Creativity and AI Models

Since I’ve retired I’ve taken up reviving a project that I co-wrote over 20 years ago, bringing it into the modern age. The project is Dabo: a framework for writing cross-platform, database-centric apps. Nowadays things like this are done over the web, but in 2004 the state of web applications was pretty limited as far as UI flexibility and database integration. And there were many companies who ran their business on a networked application rather than over the internet, so the market for desktop apps was there.
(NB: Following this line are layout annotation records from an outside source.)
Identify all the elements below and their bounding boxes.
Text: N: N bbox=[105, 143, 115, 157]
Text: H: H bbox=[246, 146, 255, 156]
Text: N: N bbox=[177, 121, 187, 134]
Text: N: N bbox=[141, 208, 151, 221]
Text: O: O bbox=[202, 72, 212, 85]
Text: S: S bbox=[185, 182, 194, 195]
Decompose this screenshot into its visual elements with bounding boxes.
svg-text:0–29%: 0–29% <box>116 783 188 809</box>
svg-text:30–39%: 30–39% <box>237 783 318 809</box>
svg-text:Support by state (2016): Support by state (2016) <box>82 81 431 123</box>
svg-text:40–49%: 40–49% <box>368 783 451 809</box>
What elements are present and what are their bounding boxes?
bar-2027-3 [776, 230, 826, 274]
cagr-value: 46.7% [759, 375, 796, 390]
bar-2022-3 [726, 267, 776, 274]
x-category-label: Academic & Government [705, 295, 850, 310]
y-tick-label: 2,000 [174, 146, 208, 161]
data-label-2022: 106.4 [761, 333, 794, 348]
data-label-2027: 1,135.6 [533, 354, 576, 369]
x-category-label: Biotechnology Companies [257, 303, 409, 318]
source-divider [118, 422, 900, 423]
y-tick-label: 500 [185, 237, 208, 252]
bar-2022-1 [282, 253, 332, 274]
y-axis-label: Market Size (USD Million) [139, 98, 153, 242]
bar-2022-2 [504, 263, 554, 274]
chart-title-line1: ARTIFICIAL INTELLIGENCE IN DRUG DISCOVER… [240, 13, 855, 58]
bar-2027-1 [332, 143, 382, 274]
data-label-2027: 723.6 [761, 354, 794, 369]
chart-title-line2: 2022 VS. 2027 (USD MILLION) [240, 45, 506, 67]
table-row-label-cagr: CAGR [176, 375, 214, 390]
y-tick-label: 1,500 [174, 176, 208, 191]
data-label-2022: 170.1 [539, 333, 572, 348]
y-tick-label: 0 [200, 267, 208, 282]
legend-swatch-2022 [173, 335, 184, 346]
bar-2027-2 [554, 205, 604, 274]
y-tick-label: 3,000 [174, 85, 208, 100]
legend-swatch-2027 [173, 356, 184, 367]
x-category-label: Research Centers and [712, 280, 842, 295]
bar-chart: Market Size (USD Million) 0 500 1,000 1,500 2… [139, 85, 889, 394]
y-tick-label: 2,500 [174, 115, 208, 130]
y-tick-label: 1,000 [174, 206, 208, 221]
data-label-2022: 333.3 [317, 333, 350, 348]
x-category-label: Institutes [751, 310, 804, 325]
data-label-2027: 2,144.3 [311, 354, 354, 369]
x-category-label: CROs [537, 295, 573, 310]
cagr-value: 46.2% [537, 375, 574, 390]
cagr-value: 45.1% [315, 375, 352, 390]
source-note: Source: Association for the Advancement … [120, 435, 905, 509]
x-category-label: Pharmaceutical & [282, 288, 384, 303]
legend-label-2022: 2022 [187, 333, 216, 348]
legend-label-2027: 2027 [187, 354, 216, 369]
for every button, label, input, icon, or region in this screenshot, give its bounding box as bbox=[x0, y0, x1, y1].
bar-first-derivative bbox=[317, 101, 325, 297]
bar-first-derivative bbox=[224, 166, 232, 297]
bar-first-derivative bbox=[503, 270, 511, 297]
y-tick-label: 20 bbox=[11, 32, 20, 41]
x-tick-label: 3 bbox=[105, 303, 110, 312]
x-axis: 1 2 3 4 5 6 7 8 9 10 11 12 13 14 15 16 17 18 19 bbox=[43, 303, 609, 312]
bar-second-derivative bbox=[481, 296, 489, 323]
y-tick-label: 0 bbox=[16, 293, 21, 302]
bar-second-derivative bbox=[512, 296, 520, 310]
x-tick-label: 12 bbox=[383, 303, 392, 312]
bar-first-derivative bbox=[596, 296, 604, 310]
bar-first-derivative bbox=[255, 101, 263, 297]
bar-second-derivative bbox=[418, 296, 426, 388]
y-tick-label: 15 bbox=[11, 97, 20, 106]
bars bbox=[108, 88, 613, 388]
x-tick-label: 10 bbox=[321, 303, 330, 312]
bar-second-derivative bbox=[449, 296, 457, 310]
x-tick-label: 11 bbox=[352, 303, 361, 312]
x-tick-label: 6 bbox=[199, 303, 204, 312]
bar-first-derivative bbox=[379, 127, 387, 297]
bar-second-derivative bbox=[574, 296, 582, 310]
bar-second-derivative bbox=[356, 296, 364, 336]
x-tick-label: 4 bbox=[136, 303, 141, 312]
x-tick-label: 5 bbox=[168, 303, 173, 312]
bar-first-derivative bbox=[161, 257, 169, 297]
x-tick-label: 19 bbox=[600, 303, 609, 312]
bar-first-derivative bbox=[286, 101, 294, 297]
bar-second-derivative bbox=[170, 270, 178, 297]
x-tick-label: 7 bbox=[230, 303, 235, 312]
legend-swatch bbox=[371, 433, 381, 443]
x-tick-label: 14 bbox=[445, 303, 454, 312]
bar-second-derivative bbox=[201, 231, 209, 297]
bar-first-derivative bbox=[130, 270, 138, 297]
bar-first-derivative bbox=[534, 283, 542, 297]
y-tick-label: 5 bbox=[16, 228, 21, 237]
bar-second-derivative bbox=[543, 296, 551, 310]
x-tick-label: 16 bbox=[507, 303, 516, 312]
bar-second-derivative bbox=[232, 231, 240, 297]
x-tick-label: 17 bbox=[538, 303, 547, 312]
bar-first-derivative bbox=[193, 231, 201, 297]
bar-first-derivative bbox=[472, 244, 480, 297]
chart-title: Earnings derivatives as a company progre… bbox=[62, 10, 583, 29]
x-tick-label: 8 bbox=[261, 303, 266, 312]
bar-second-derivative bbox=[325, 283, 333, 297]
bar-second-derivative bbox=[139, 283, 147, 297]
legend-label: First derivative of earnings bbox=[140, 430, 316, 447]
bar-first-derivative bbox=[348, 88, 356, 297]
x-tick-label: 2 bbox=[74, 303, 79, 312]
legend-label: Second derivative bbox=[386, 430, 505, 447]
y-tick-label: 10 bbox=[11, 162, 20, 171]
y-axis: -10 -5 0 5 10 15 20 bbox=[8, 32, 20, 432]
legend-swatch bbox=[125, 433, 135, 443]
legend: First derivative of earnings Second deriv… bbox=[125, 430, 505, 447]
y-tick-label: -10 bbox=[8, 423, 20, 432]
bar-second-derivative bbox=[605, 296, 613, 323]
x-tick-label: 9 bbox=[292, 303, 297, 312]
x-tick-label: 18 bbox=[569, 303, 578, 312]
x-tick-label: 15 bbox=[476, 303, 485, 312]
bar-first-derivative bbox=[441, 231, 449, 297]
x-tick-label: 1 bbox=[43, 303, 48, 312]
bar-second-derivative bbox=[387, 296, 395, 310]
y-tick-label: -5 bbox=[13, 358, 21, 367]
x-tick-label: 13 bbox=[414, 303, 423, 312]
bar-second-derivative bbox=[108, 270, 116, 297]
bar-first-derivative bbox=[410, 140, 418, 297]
The project was written using the tools of the day: Python 2.4, wxPython 2.x for the UI classes, along with the database drivers of that era. So bringing Dabo to modern times would take a lot of work. Updating to Python 3.10+ was straightforward enough; I had already worked on several 2->3 projects over the years. Updating the database drivers was also straightforward; most had current versions with the same interface, and the others had been replaced with new products that also shared a similar interface (thanks, Python DB-API!).

The biggest hurdle by far is updating to the current state of wxPython. This is a Python wrapper around the wxWidgets project, which is a C++ cross-platform framework for creating native GUI widgets. wxPython inherits a lot of the C++ feeling and style, and as a result is very un-Pythonic. So when we wrote Dabo, we made our UI layer a wrapper around wxPython. In other words, it’s a wrapper of a wrapper of a C++ library.

You’ve probably never heard of wxPython or wxWidgets – they are relatively obscure these days. And that’s where I think there’s a problem.

I was trying to debug a crash that happened in a part of an app: clicking a button on one tab of a pageframe ran some code, and then switched to a different page. Without fail, switching the page caused a crash with no Python traceback. I asked Claude to debug this for me. It spent a lot of time reading through my codebase, then the entire Dabo framework, and then the entire wxPython project before it could understand where the fault lay. It then confidently pronounced that it understood the issue, and coded the fix. I ran that fix, and it also crashed. Fed that crash report back into Claude, and it went through the same “thinking” steps before pronouncing the new fix. Well, you can guess where this is going. I went through this loop six more times until it finally got a fix that worked. The trouble is, it was one of the ugliest hacks I had ever seen: removing several event bindings, switching the page, and then restoring those bindings.

I’ve seen a lot of reviews of vibe coding where they say to consider Claude and others as “junior developers”, but I would never expect such an ugly hack from anyone, no matter how inexperienced; they would have come to me and said they can’t figure it out, so could I help them with it?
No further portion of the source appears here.